Justin Du Bois was born August 23, 1969 in Los Angeles, California. He received his B.S. degree from the University of California, Berkeley in 1992, where he conducted undergraduate research with Professor Ken Raymond. In 1997 he earned his Ph.D. from the California Institute of Technology under the direction of Professor Erick Carreira. Following a two year NIH postdoctoral position with Professor Stephen Lippard at MIT, he joined the faculty at Stanford University as an assistant professor. In 2005, he was promoted to the associate level. In addition, Justin is faculty by courtesy in the Dept. of Chemical & Systems Biology at Stanford University, a founding member of the NSF Center for Selective C-H Functionalization, an executive committee member of the Stanford Institute for Chemical Biology, and the founder of the Center for Molecular Analysis and Design at Stanford University.

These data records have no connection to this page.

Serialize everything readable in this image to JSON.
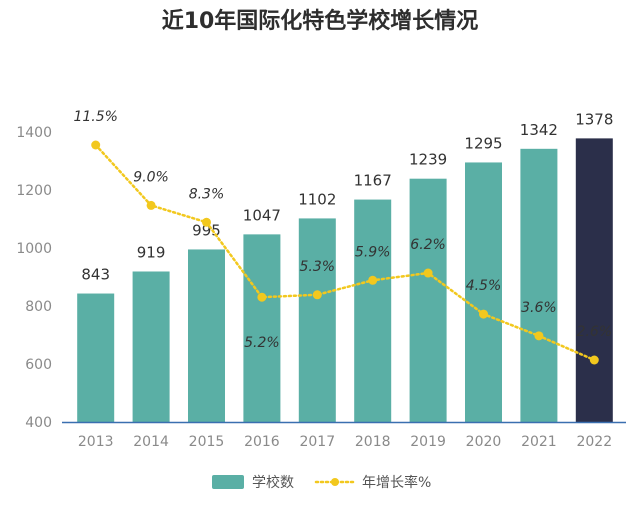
{
  "chart_data": {
    "type": "bar",
    "title": "近10年国际化特色学校增长情况",
    "categories": [
      "2013",
      "2014",
      "2015",
      "2016",
      "2017",
      "2018",
      "2019",
      "2020",
      "2021",
      "2022"
    ],
    "series": [
      {
        "name": "学校数",
        "type": "bar",
        "values": [
          843,
          919,
          995,
          1047,
          1102,
          1167,
          1239,
          1295,
          1342,
          1378
        ],
        "value_labels": [
          "843",
          "919",
          "995",
          "1047",
          "1102",
          "1167",
          "1239",
          "1295",
          "1342",
          "1378"
        ],
        "color": "#5aafa5",
        "highlight_color": "#2b2f4a",
        "highlight_index": 9
      },
      {
        "name": "年增长率%",
        "type": "line",
        "style": "dotted",
        "values": [
          11.5,
          9.0,
          8.3,
          5.2,
          5.3,
          5.9,
          6.2,
          4.5,
          3.6,
          2.6
        ],
        "value_labels": [
          "11.5%",
          "9.0%",
          "8.3%",
          "5.2%",
          "5.3%",
          "5.9%",
          "6.2%",
          "4.5%",
          "3.6%",
          "2.6%"
        ],
        "color": "#f2c81e"
      }
    ],
    "y_ticks": [
      "400",
      "600",
      "800",
      "1000",
      "1200",
      "1400"
    ],
    "ylim": [
      400,
      1400
    ],
    "grid": false,
    "legend_position": "bottom"
  }
}
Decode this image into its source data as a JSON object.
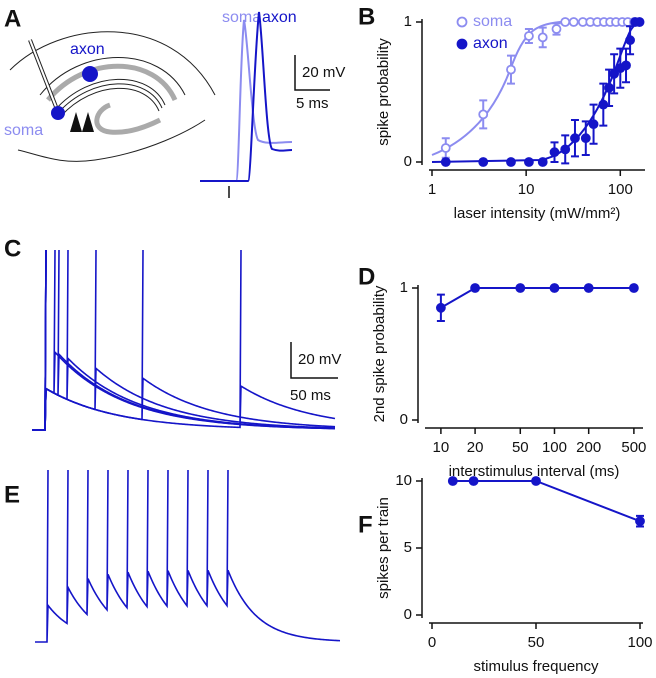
{
  "figure": {
    "panel_labels": [
      "A",
      "B",
      "C",
      "D",
      "E",
      "F"
    ],
    "panel_a": {
      "axon": "axon",
      "soma": "soma",
      "trace_soma": "soma",
      "trace_axon": "axon",
      "scale_v": "20 mV",
      "scale_t": "5 ms"
    },
    "panel_c": {
      "scale_v": "20 mV",
      "scale_t": "50 ms"
    }
  },
  "chart_data": [
    {
      "type": "scatter",
      "xlabel": "laser intensity (mW/mm²)",
      "ylabel": "spike probability",
      "xlog": true,
      "xlim": [
        1,
        170
      ],
      "xticks": [
        1,
        10,
        100
      ],
      "ylim": [
        0,
        1
      ],
      "yticks": [
        0,
        1
      ],
      "legend": "top-left",
      "series": [
        {
          "name": "soma",
          "color": "#8c8cf0",
          "filled": false,
          "x": [
            1.4,
            3.5,
            6.9,
            10.7,
            15,
            21,
            26,
            32,
            40,
            48,
            57,
            67,
            78,
            90,
            105,
            120,
            140,
            160
          ],
          "values": [
            0.1,
            0.34,
            0.66,
            0.9,
            0.89,
            0.95,
            1,
            1,
            1,
            1,
            1,
            1,
            1,
            1,
            1,
            1,
            1,
            1
          ],
          "errors": [
            0.07,
            0.1,
            0.1,
            0.05,
            0.07,
            0.04,
            0,
            0,
            0,
            0,
            0,
            0,
            0,
            0,
            0,
            0,
            0,
            0
          ]
        },
        {
          "name": "axon",
          "color": "#1515c8",
          "filled": true,
          "x": [
            1.4,
            3.5,
            6.9,
            10.7,
            15,
            20,
            26,
            33,
            43,
            52,
            66,
            76,
            86,
            100,
            115,
            127,
            144,
            160
          ],
          "values": [
            0,
            0,
            0,
            0,
            0,
            0.07,
            0.09,
            0.17,
            0.17,
            0.27,
            0.41,
            0.53,
            0.63,
            0.67,
            0.69,
            0.87,
            1,
            1
          ],
          "errors": [
            0,
            0,
            0,
            0,
            0,
            0.07,
            0.1,
            0.13,
            0.12,
            0.14,
            0.15,
            0.13,
            0.14,
            0.14,
            0.12,
            0.1,
            0,
            0
          ]
        }
      ]
    },
    {
      "type": "line",
      "ylabel": "2nd spike probability",
      "xlabel": "interstimulus interval (ms)",
      "xlog": true,
      "xlim": [
        7.7,
        566
      ],
      "xticks": [
        10,
        20,
        50,
        100,
        200,
        500
      ],
      "ylim": [
        0,
        1
      ],
      "yticks": [
        0,
        1
      ],
      "color": "#1515c8",
      "x": [
        10,
        20,
        50,
        100,
        200,
        500
      ],
      "values": [
        0.85,
        1,
        1,
        1,
        1,
        1
      ],
      "errors": [
        0.1,
        0,
        0,
        0,
        0,
        0
      ]
    },
    {
      "type": "line",
      "ylabel": "spikes per train",
      "xlabel": "stimulus frequency",
      "xlim": [
        0,
        100
      ],
      "xticks": [
        0,
        50,
        100
      ],
      "ylim": [
        0,
        10
      ],
      "yticks": [
        0,
        5,
        10
      ],
      "color": "#1515c8",
      "x": [
        10,
        20,
        50,
        100
      ],
      "values": [
        10,
        10,
        10,
        7
      ],
      "errors": [
        0,
        0,
        0,
        0.4
      ]
    }
  ]
}
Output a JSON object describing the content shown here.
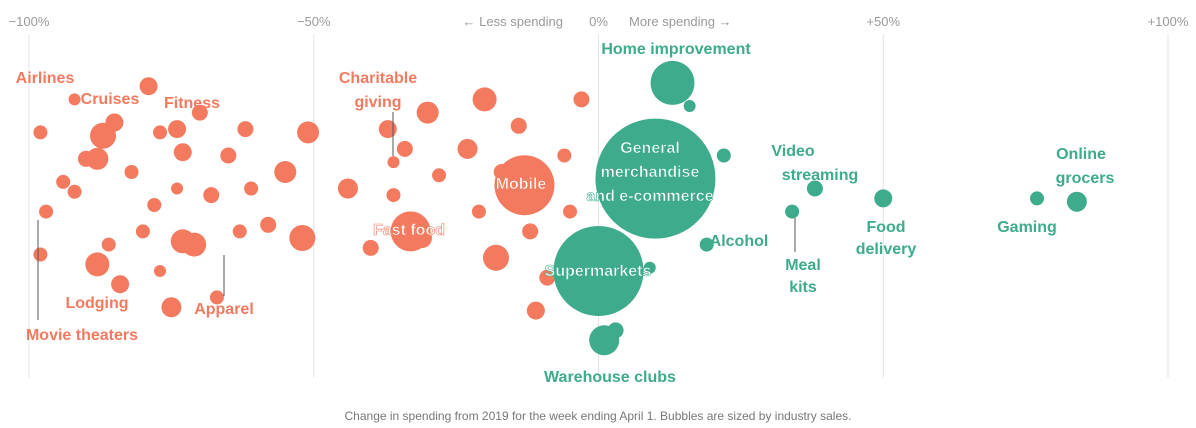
{
  "chart_data": {
    "type": "scatter",
    "title": "",
    "xlabel": "Change in spending from 2019 for the week ending April 1. Bubbles are sized by industry sales.",
    "ylabel": "",
    "xlim": [
      -100,
      100
    ],
    "x_ticks": [
      "−100%",
      "−50%",
      "0%",
      "+50%",
      "+100%"
    ],
    "direction_left": "← Less spending",
    "direction_right": "More spending →",
    "colors": {
      "decrease": "#f47a5f",
      "increase": "#3dab8c"
    },
    "labeled_points": [
      {
        "name": "Airlines",
        "x": -90,
        "size": 8
      },
      {
        "name": "Cruises",
        "x": -87,
        "size": 13
      },
      {
        "name": "Fitness",
        "x": -74,
        "size": 9
      },
      {
        "name": "Movie theaters",
        "x": -98,
        "size": 7
      },
      {
        "name": "Lodging",
        "x": -88,
        "size": 12
      },
      {
        "name": "Apparel",
        "x": -73,
        "size": 12
      },
      {
        "name": "Charitable giving",
        "x": -36,
        "size": 6
      },
      {
        "name": "Fast food",
        "x": -33,
        "size": 20
      },
      {
        "name": "Mobile",
        "x": -13,
        "size": 30
      },
      {
        "name": "Home improvement",
        "x": 13,
        "size": 22
      },
      {
        "name": "General merchandise and e-commerce",
        "x": 10,
        "size": 60
      },
      {
        "name": "Supermarkets",
        "x": 0,
        "size": 45
      },
      {
        "name": "Warehouse clubs",
        "x": 1,
        "size": 15
      },
      {
        "name": "Alcohol",
        "x": 19,
        "size": 7
      },
      {
        "name": "Video streaming",
        "x": 38,
        "size": 8
      },
      {
        "name": "Meal kits",
        "x": 34,
        "size": 7
      },
      {
        "name": "Food delivery",
        "x": 50,
        "size": 9
      },
      {
        "name": "Gaming",
        "x": 77,
        "size": 7
      },
      {
        "name": "Online grocers",
        "x": 84,
        "size": 10
      }
    ],
    "other_points": [
      {
        "x": -98,
        "y": 28,
        "size": 7
      },
      {
        "x": -97,
        "y": 52,
        "size": 7
      },
      {
        "x": -94,
        "y": 43,
        "size": 7
      },
      {
        "x": -92,
        "y": 18,
        "size": 6
      },
      {
        "x": -92,
        "y": 46,
        "size": 7
      },
      {
        "x": -88,
        "y": 36,
        "size": 11
      },
      {
        "x": -86,
        "y": 62,
        "size": 7
      },
      {
        "x": -85,
        "y": 25,
        "size": 9
      },
      {
        "x": -84,
        "y": 74,
        "size": 9
      },
      {
        "x": -82,
        "y": 40,
        "size": 7
      },
      {
        "x": -80,
        "y": 58,
        "size": 7
      },
      {
        "x": -79,
        "y": 14,
        "size": 9
      },
      {
        "x": -78,
        "y": 50,
        "size": 7
      },
      {
        "x": -77,
        "y": 70,
        "size": 6
      },
      {
        "x": -77,
        "y": 28,
        "size": 7
      },
      {
        "x": -75,
        "y": 81,
        "size": 10
      },
      {
        "x": -74,
        "y": 45,
        "size": 6
      },
      {
        "x": -73,
        "y": 34,
        "size": 9
      },
      {
        "x": -71,
        "y": 62,
        "size": 12
      },
      {
        "x": -70,
        "y": 22,
        "size": 8
      },
      {
        "x": -68,
        "y": 47,
        "size": 8
      },
      {
        "x": -67,
        "y": 78,
        "size": 7
      },
      {
        "x": -65,
        "y": 35,
        "size": 8
      },
      {
        "x": -63,
        "y": 58,
        "size": 7
      },
      {
        "x": -62,
        "y": 27,
        "size": 8
      },
      {
        "x": -61,
        "y": 45,
        "size": 7
      },
      {
        "x": -58,
        "y": 56,
        "size": 8
      },
      {
        "x": -55,
        "y": 40,
        "size": 11
      },
      {
        "x": -52,
        "y": 60,
        "size": 13
      },
      {
        "x": -51,
        "y": 28,
        "size": 11
      },
      {
        "x": -44,
        "y": 45,
        "size": 10
      },
      {
        "x": -40,
        "y": 63,
        "size": 8
      },
      {
        "x": -37,
        "y": 27,
        "size": 9
      },
      {
        "x": -36,
        "y": 47,
        "size": 7
      },
      {
        "x": -34,
        "y": 33,
        "size": 8
      },
      {
        "x": -31,
        "y": 60,
        "size": 10
      },
      {
        "x": -30,
        "y": 22,
        "size": 11
      },
      {
        "x": -28,
        "y": 41,
        "size": 7
      },
      {
        "x": -23,
        "y": 33,
        "size": 10
      },
      {
        "x": -21,
        "y": 52,
        "size": 7
      },
      {
        "x": -20,
        "y": 18,
        "size": 12
      },
      {
        "x": -18,
        "y": 66,
        "size": 13
      },
      {
        "x": -17,
        "y": 40,
        "size": 8
      },
      {
        "x": -14,
        "y": 26,
        "size": 8
      },
      {
        "x": -12,
        "y": 58,
        "size": 8
      },
      {
        "x": -11,
        "y": 82,
        "size": 9
      },
      {
        "x": -10,
        "y": 40,
        "size": 7
      },
      {
        "x": -9,
        "y": 72,
        "size": 8
      },
      {
        "x": -6,
        "y": 35,
        "size": 7
      },
      {
        "x": -5,
        "y": 52,
        "size": 7
      },
      {
        "x": -3,
        "y": 18,
        "size": 8
      },
      {
        "x": 1,
        "y": 74,
        "size": 7
      },
      {
        "x": 3,
        "y": 88,
        "size": 8
      },
      {
        "x": 7,
        "y": 43,
        "size": 6
      },
      {
        "x": 9,
        "y": 69,
        "size": 6
      },
      {
        "x": 16,
        "y": 20,
        "size": 6
      },
      {
        "x": 18,
        "y": 44,
        "size": 7
      },
      {
        "x": 22,
        "y": 35,
        "size": 7
      }
    ]
  }
}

Du Bois’ lab develops tools for chemical synthesis and exploits such inventions to facilitate access to architecturally complex natural products. His group has described new tactics for the selective conversion of saturated C–H bonds to C–N centers. These unique oxidation methods are remarkably versatile and have been employed by the Du Bois lab for the stereoselective synthesis of nitrogen-rich natural products including manzacidin A and C, agelastatin, saxitoxin, and tetrodotoxin. Contemporaneous efforts to explore the mechanism of C–H amination and to evolve new catalytic systems for C–C, C–N, and C–O bond formation are also being pursued. In a second project area, Du Bois’ group is utilizing natural products—namely, saxitoxin, gonyautoxin, aconitine, and batrachotoxin—as selective agents for investigations of sodium ion channel function and the cellular processes associated with bioelectrical conduction. Access to these toxins and modified forms thereof through de novo synthesis is driving studies to map the structure of the toxin binding sites and to develop new, isoform-specific pharmacological tools to study ion channel function in dynamic systems.